Flashing windows correctly

I recently saw a quote that said:

there are two types of windows: Those that leak, and those that will leak1


This sums up my paranoid view of windows pretty well. We invest all this effort in making shelter with really good walls, and the we go cut big gaping holes, called windows, in those walls.

Because of our supposed "semi-arid" climate in the Yukon, the building industry has gotten very complacent in many of the water management details of our buildings. Yet, I've seen bulk water coming through windows (e.g. windows dripping water inside) even in some well built, R2000 buildings build by some of our better builders. I look around town at buildings being built, and immediate I can tell by the window detailing if the building is doomed to failure. This has made me very paranoid about water management, especially if we are trying to build "sustainable" homes.

In our SuperGreen duplex we are building, we have done the windows detailing right. However, this is far beyond "common" practice here in Whitehorse, and yet flashing windows correctly is not hard to do and does not cost much more (especially when you look at the total cost of the building!)

What we did was follow the window water management and flashing detailed prescribed by building scientist Joe Lstibruek (most succinctly illustrated in Figure 10 of his article "Drainage, Holes and Moderation ). I've reproduced those window flashing details below, without permission:
As is a chronic problem, you can't get all of these materials in Whitehorse. So, for example, noone can seem to supply flexible flashing. So, instead we used Blueskin which is carried by both Kilrich and Igloo. Here is the instructions for building a window sill backdam with Blueskin:
Make sure you use the Blueskin primer - which is basically a contact cement. This make the Blueskin stuff stick really well. Below are pictures of our pan flashing installed. Note the corner gussets. We also made the backdam (the small "ridge" at the inside edge of the sill flashing) with 3/4" wide neoprene gasket (the stuff for window and door sealing) installed before the Blueskin waterproof membrane. This gasket material made the backdam compressible in case we needed to squeeze or shim the window in, but still creates a ridge to prevent any water flowing towards the inside:


Here is another view of the sill flashing from the inside:


Not only are the windows flashed, but the door openings too:



And then, install the windows. Once the windows are on, use flashing tape to seal the window flanges. Most builders simply use the red Tuck tape, but really this tape is not rated for this application. So, we used proper flashing tape - you can get actually Typar RA in a variety of widths locally from Home Hardware.

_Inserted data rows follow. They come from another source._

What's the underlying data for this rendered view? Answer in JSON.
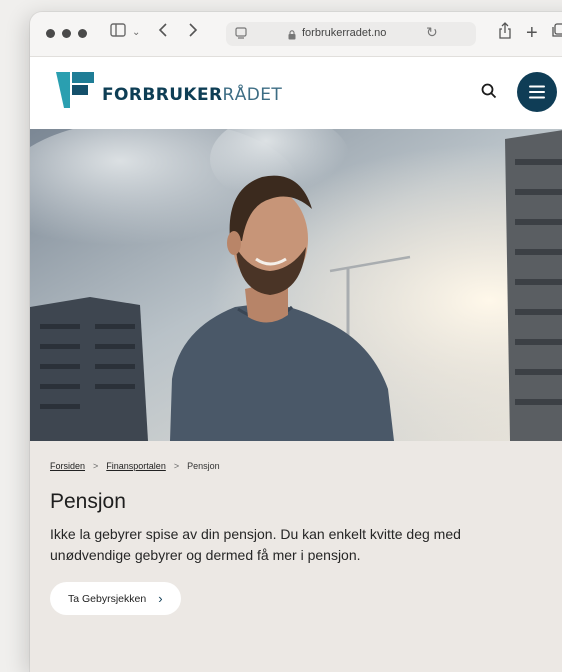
{
  "browser": {
    "url": "forbrukerradet.no"
  },
  "site": {
    "brand_bold": "FORBRUKER",
    "brand_light": "RÅDET"
  },
  "breadcrumb": {
    "items": [
      "Forsiden",
      "Finansportalen",
      "Pensjon"
    ],
    "separator": ">"
  },
  "page": {
    "title": "Pensjon",
    "lede": "Ikke la gebyrer spise av din pensjon. Du kan enkelt kvitte deg med unødvendige gebyrer og dermed få mer i pensjon.",
    "cta_label": "Ta Gebyrsjekken",
    "cta_chevron": "›"
  },
  "colors": {
    "brand_dark": "#0f3d56",
    "brand_teal": "#2a9fb0",
    "page_bg": "#ece8e4"
  },
  "icons": [
    "traffic-lights",
    "sidebar-icon",
    "chevron-down-icon",
    "back-icon",
    "forward-icon",
    "reader-icon",
    "lock-icon",
    "reload-icon",
    "share-icon",
    "new-tab-icon",
    "tabs-icon",
    "search-icon",
    "menu-icon",
    "chevron-right-icon"
  ]
}
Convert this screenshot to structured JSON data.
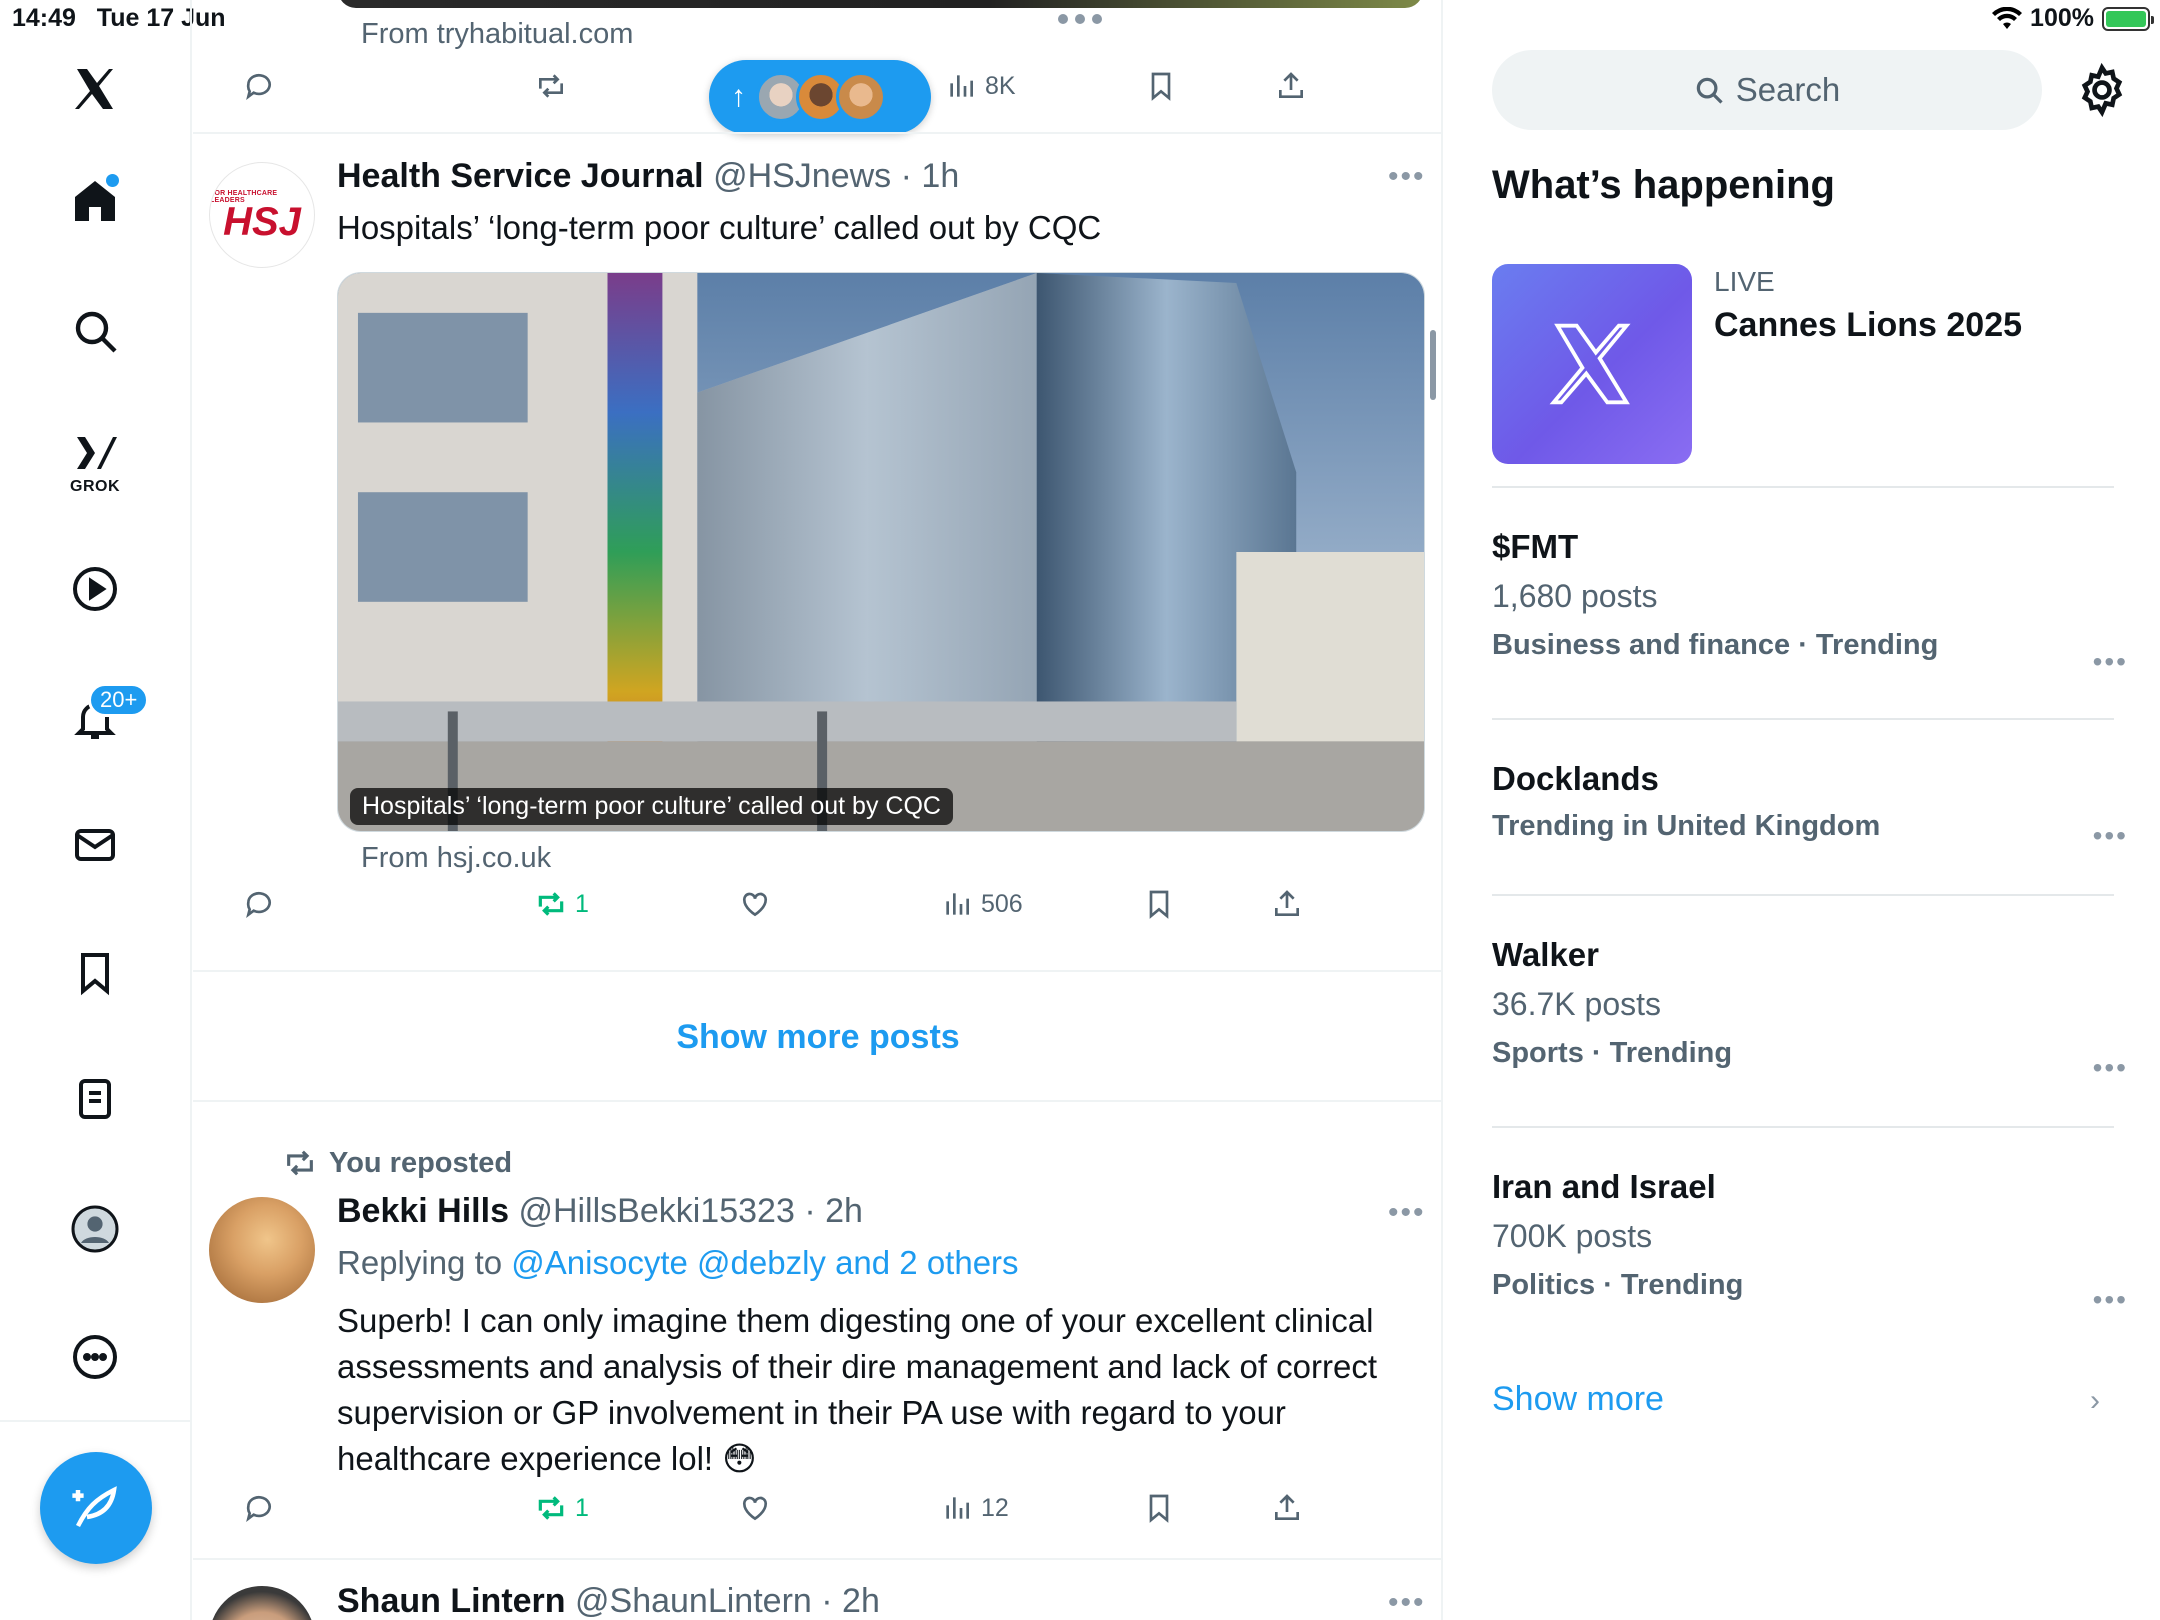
{
  "status": {
    "time": "14:49",
    "date": "Tue 17 Jun",
    "battery": "100%"
  },
  "nav": {
    "grok_label": "GROK",
    "notif_badge": "20+"
  },
  "top_tweet": {
    "source": "From tryhabitual.com",
    "views": "8K"
  },
  "hsj_tweet": {
    "avatar_small": "FOR HEALTHCARE LEADERS",
    "avatar_big": "HSJ",
    "name": "Health Service Journal",
    "handle": "@HSJnews",
    "time": "· 1h",
    "text": "Hospitals’ ‘long-term poor culture’ called out by CQC",
    "media_caption": "Hospitals’ ‘long-term poor culture’ called out by CQC",
    "source": "From hsj.co.uk",
    "reposts": "1",
    "views": "506"
  },
  "show_more_posts": "Show more posts",
  "bekki_tweet": {
    "reposted_label": "You reposted",
    "name": "Bekki Hills",
    "handle": "@HillsBekki15323",
    "time": "· 2h",
    "replying_prefix": "Replying to",
    "replying_to": "@Anisocyte @debzly and 2 others",
    "text": "Superb! I can only imagine them digesting one of your excellent clinical assessments and analysis of their dire management and lack of correct supervision or GP involvement in their PA use with regard to your healthcare experience lol! 😳",
    "reposts": "1",
    "views": "12"
  },
  "shaun_tweet": {
    "name": "Shaun Lintern",
    "handle": "@ShaunLintern",
    "time": "· 2h"
  },
  "sidebar": {
    "search_placeholder": "Search",
    "title": "What’s happening",
    "live": {
      "label": "LIVE",
      "title": "Cannes Lions 2025"
    },
    "trends": [
      {
        "name": "$FMT",
        "count": "1,680 posts",
        "category": "Business and finance · Trending"
      },
      {
        "name": "Docklands",
        "count": "",
        "category": "Trending in United Kingdom"
      },
      {
        "name": "Walker",
        "count": "36.7K posts",
        "category": "Sports · Trending"
      },
      {
        "name": "Iran and Israel",
        "count": "700K posts",
        "category": "Politics · Trending"
      }
    ],
    "show_more": "Show more"
  },
  "colors": {
    "accent": "#1d9bf0",
    "repost_green": "#00ba7c",
    "muted": "#536471"
  }
}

This stuff is a rubberized asphalt tape that turns to a gooey mess that seals the window flange much better than a simple building tape. It's pretty easy to install, so no excuse for the builders.

Finally, we installed a metal trip edge flashing over the window trim, which also was sealed to the weather barrier with flashing tape. This makes sure that any water that gets behind the siding is directed outward and away from the window before it even gets to the window: a true belts and braces approach to protecting the building from its #1 enemy: water.




1BSI-039: Five Things, Building Science Corporation. April 20, 2010.

1 comment:

Fawn said...

Very interesting! I keep thinking we should replace the windows in our 1970s home, but it's so hard to swallow the cost. But when we finally do decide to do it, I imagine this will be useful information to make sure the whole job is done right. Thanks for the informative post.